13. The method according to claims 12, further comprising utilizing the device to produce a subsequent electrical signal that upregulates expression of stem cell homing factor (“SDF-1”) in the subject.
14. The method according to claims 12, further comprising utilizing the device to produce a subsequent electrical signal that upregulates expression of vascular endothelial growth factor (“VEGF”) in the subject.
15. The method according to claims 12, further comprising utilizing the device to produce a subsequent electrical signal that upregulates expression of insulin-like growth factor (“IGF-1”) in the subject.

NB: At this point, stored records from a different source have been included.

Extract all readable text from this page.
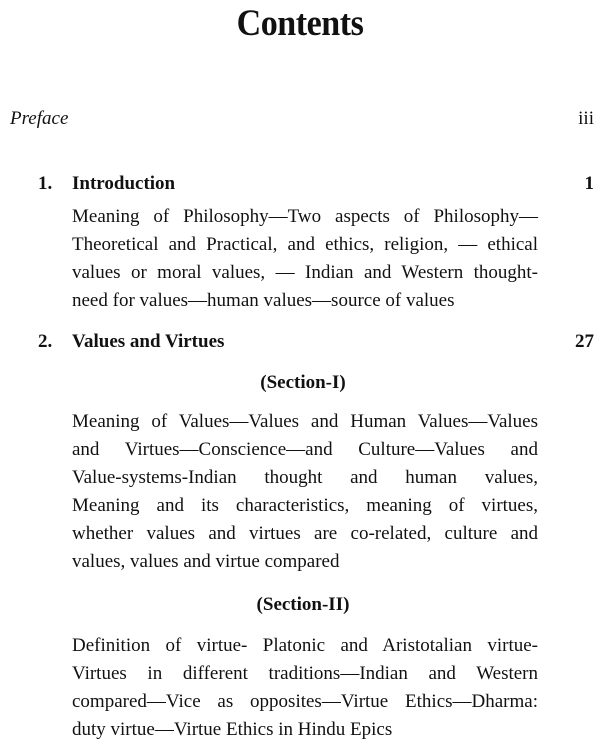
Contents
Preface	iii
1. Introduction	1
Meaning of Philosophy—Two aspects of Philosophy—
Theoretical and Practical, and ethics, religion, — ethical
values or moral values, — Indian and Western thought-
need for values—human values—source of values
2. Values and Virtues	27
(Section-I)
Meaning of Values—Values and Human Values—Values
and Virtues—Conscience—and Culture—Values and
Value-systems-Indian thought and human values,
Meaning and its characteristics, meaning of virtues,
whether values and virtues are co-related, culture and
values, values and virtue compared
(Section-II)
Definition of virtue- Platonic and Aristotalian virtue-
Virtues in different traditions—Indian and Western
compared—Vice as opposites—Virtue Ethics—Dharma:
duty virtue—Virtue Ethics in Hindu Epics
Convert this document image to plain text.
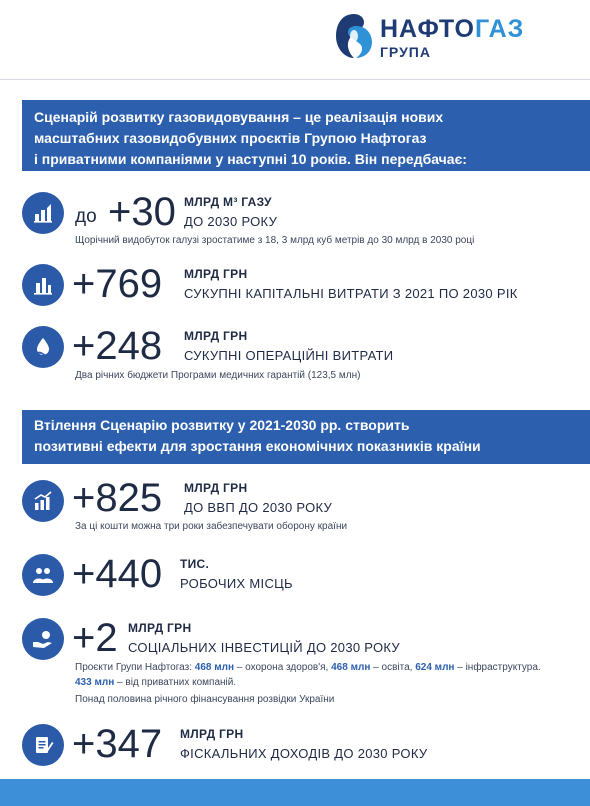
НАФТОГАЗ
ГРУПА

Сценарій розвитку газовидовування – це реалізація нових

масштабних газовидобувних проєктів Групою Нафтогаз

і приватними компаніями у наступні 10 років. Він передбачає:

до +30 МЛРД М³ ГАЗУ
ДО 2030 РОКУ
Щорічний видобуток галузі зростатиме з 18, 3 млрд куб метрів до 30 млрд в 2030 році
+769 МЛРД ГРН
СУКУПНІ КАПІТАЛЬНІ ВИТРАТИ З 2021 ПО 2030 РІК
+248 МЛРД ГРН
СУКУПНІ ОПЕРАЦІЙНІ ВИТРАТИ
Два річних бюджети Програми медичних гарантій (123,5 млн)

Втілення Сценарію розвитку у 2021-2030 рр. створить

позитивні ефекти для зростання економічних показників країни

+825 МЛРД ГРН
ДО ВВП ДО 2030 РОКУ
За ці кошти можна три роки забезпечувати оборону країни
+440 ТИС.
РОБОЧИХ МІСЦЬ
+2 МЛРД ГРН
СОЦІАЛЬНИХ ІНВЕСТИЦІЙ ДО 2030 РОКУ
Проєкти Групи Нафтогаз: 468 млн – охорона здоров'я, 468 млн – освіта, 624 млн – інфраструктура.
433 млн – від приватних компаній.
Понад половина річного фінансування розвідки України
+347 МЛРД ГРН
ФІСКАЛЬНИХ ДОХОДІВ ДО 2030 РОКУ
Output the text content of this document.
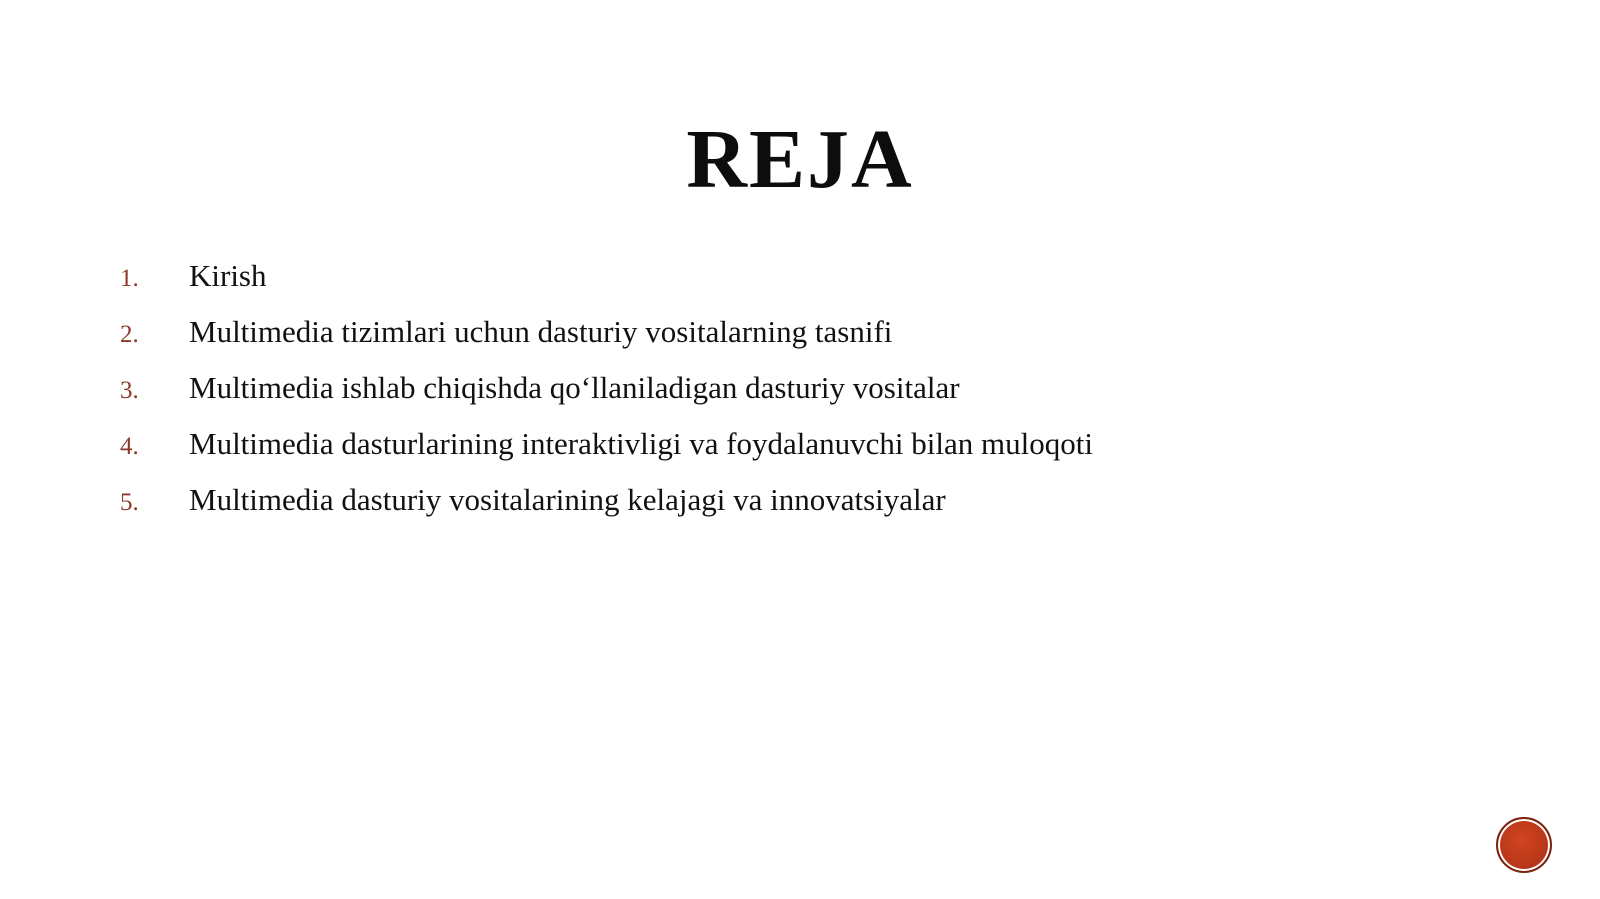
REJA
1.	Kirish
2.	Multimedia tizimlari uchun dasturiy vositalarning tasnifi
3.	Multimedia ishlab chiqishda qo‘llaniladigan dasturiy vositalar
4.	Multimedia dasturlarining interaktivligi va foydalanuvchi bilan muloqoti
5.	Multimedia dasturiy vositalarining kelajagi va innovatsiyalar
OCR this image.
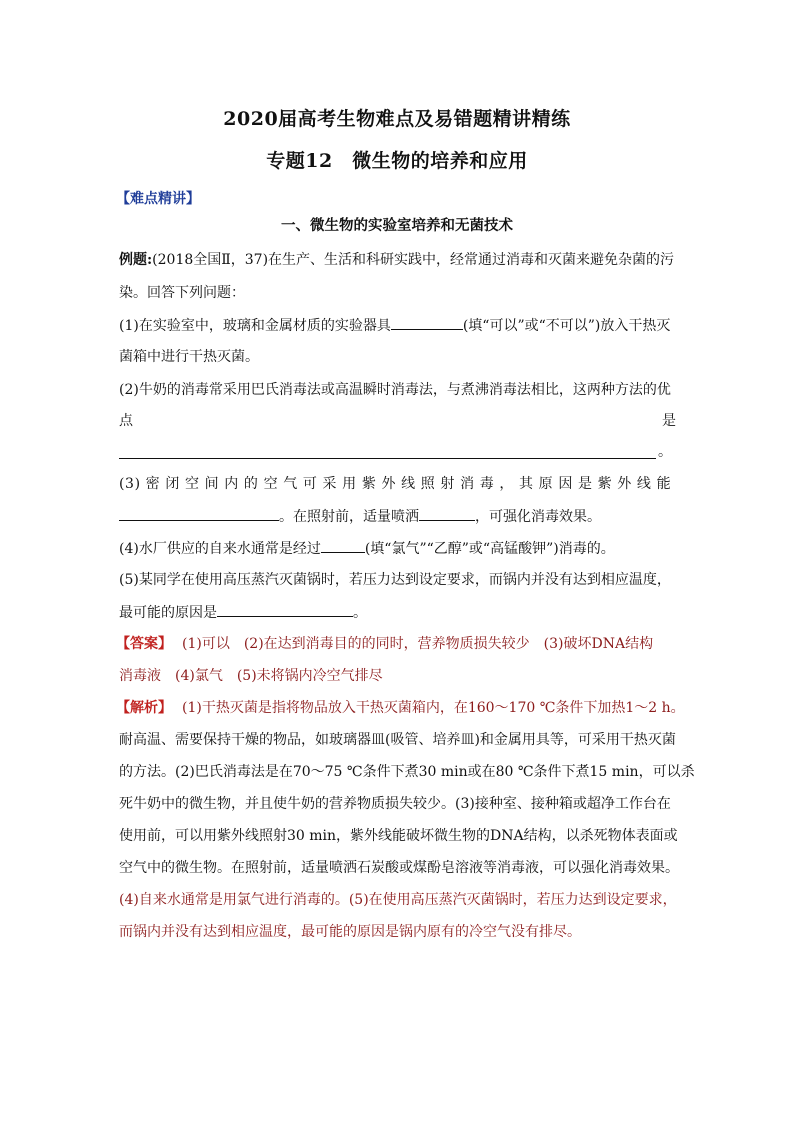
2020届高考生物难点及易错题精讲精练
专题12　微生物的培养和应用
【难点精讲】
一、微生物的实验室培养和无菌技术
例题:(2018全国Ⅱ，37)在生产、生活和科研实践中，经常通过消毒和灭菌来避免杂菌的污
染。回答下列问题：
(1)在实验室中，玻璃和金属材质的实验器具	(填“可以”或“不可以”)放入干热灭
菌箱中进行干热灭菌。
(2)牛奶的消毒常采用巴氏消毒法或高温瞬时消毒法，与煮沸消毒法相比，这两种方法的优
点	是
。
(3) 密 闭 空 间 内 的 空 气 可 采 用 紫 外 线 照 射 消 毒 ， 其 原 因 是 紫 外 线 能
。在照射前，适量喷洒	，可强化消毒效果。
(4)水厂供应的自来水通常是经过	(填“氯气”“乙醇”或“高锰酸钾”)消毒的。
(5)某同学在使用高压蒸汽灭菌锅时，若压力达到设定要求，而锅内并没有达到相应温度，
最可能的原因是	。
【答案】 (1)可以　(2)在达到消毒目的的同时，营养物质损失较少　(3)破坏DNA结构
消毒液　(4)氯气　(5)未将锅内冷空气排尽
【解析】 (1)干热灭菌是指将物品放入干热灭菌箱内，在160～170 ℃条件下加热1～2 h。
耐高温、需要保持干燥的物品，如玻璃器皿(吸管、培养皿)和金属用具等，可采用干热灭菌
的方法。(2)巴氏消毒法是在70～75 ℃条件下煮30 min或在80 ℃条件下煮15 min，可以杀
死牛奶中的微生物，并且使牛奶的营养物质损失较少。(3)接种室、接种箱或超净工作台在
使用前，可以用紫外线照射30 min，紫外线能破坏微生物的DNA结构，以杀死物体表面或
空气中的微生物。在照射前，适量喷洒石炭酸或煤酚皂溶液等消毒液，可以强化消毒效果。
(4)自来水通常是用氯气进行消毒的。(5)在使用高压蒸汽灭菌锅时，若压力达到设定要求，
而锅内并没有达到相应温度，最可能的原因是锅内原有的冷空气没有排尽。
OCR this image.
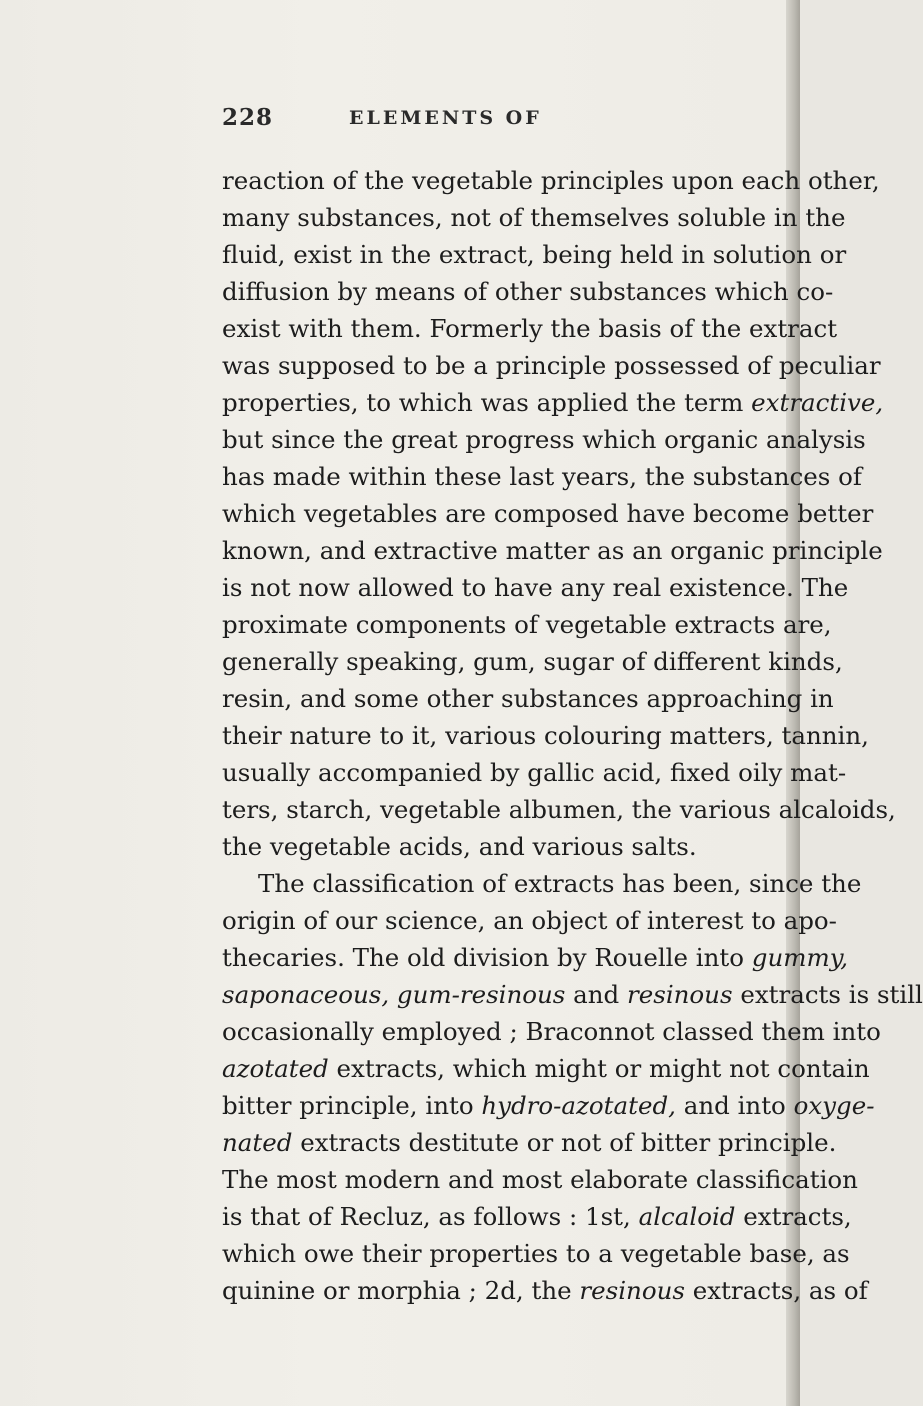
228	ELEMENTS OF
reaction of the vegetable principles upon each other,
many substances, not of themselves soluble in the
fluid, exist in the extract, being held in solution or
diffusion by means of other substances which co-
exist with them. Formerly the basis of the extract
was supposed to be a principle possessed of peculiar
properties, to which was applied the term extractive,
but since the great progress which organic analysis
has made within these last years, the substances of
which vegetables are composed have become better
known, and extractive matter as an organic principle
is not now allowed to have any real existence. The
proximate components of vegetable extracts are,
generally speaking, gum, sugar of different kinds,
resin, and some other substances approaching in
their nature to it, various colouring matters, tannin,
usually accompanied by gallic acid, fixed oily mat-
ters, starch, vegetable albumen, the various alcaloids,
the vegetable acids, and various salts.
The classification of extracts has been, since the
origin of our science, an object of interest to apo-
thecaries. The old division by Rouelle into gummy,
saponaceous, gum-resinous and resinous extracts is still
occasionally employed ; Braconnot classed them into
azotated extracts, which might or might not contain
bitter principle, into hydro-azotated, and into oxyge-
nated extracts destitute or not of bitter principle.
The most modern and most elaborate classification
is that of Recluz, as follows : 1st, alcaloid extracts,
which owe their properties to a vegetable base, as
quinine or morphia ; 2d, the resinous extracts, as of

16. The method according to claims 12, further comprising utilizing the device to produce a subsequent electrical signal that upregulates expression of osteoprotegerin (“OPG”) in the subject.
17. The method according to claims 12, further comprising utilizing the device to produce a subsequent electrical signal that upregulates expression of eNOS in the subject.
18. The method according to claims 12, wherein the orthodontic procedure comprises applying braces to the subject's teeth.
19. The method according to claims 12, wherein the orthodontic procedure comprises applying an aligner to the subject's teeth.
20. A mouthpiece comprising first and second portions that fold upon one another via a flexible hinge or hinges, wherein, when folded, the mouthpiece is sized to fit within a subject's mouth, the mouthpiece having circuitry that extends from an integrated or external bioelectric stimulator to a contact point or contact points placed so as to interact with the subject's gums and deliver a bioelectric signal thereto.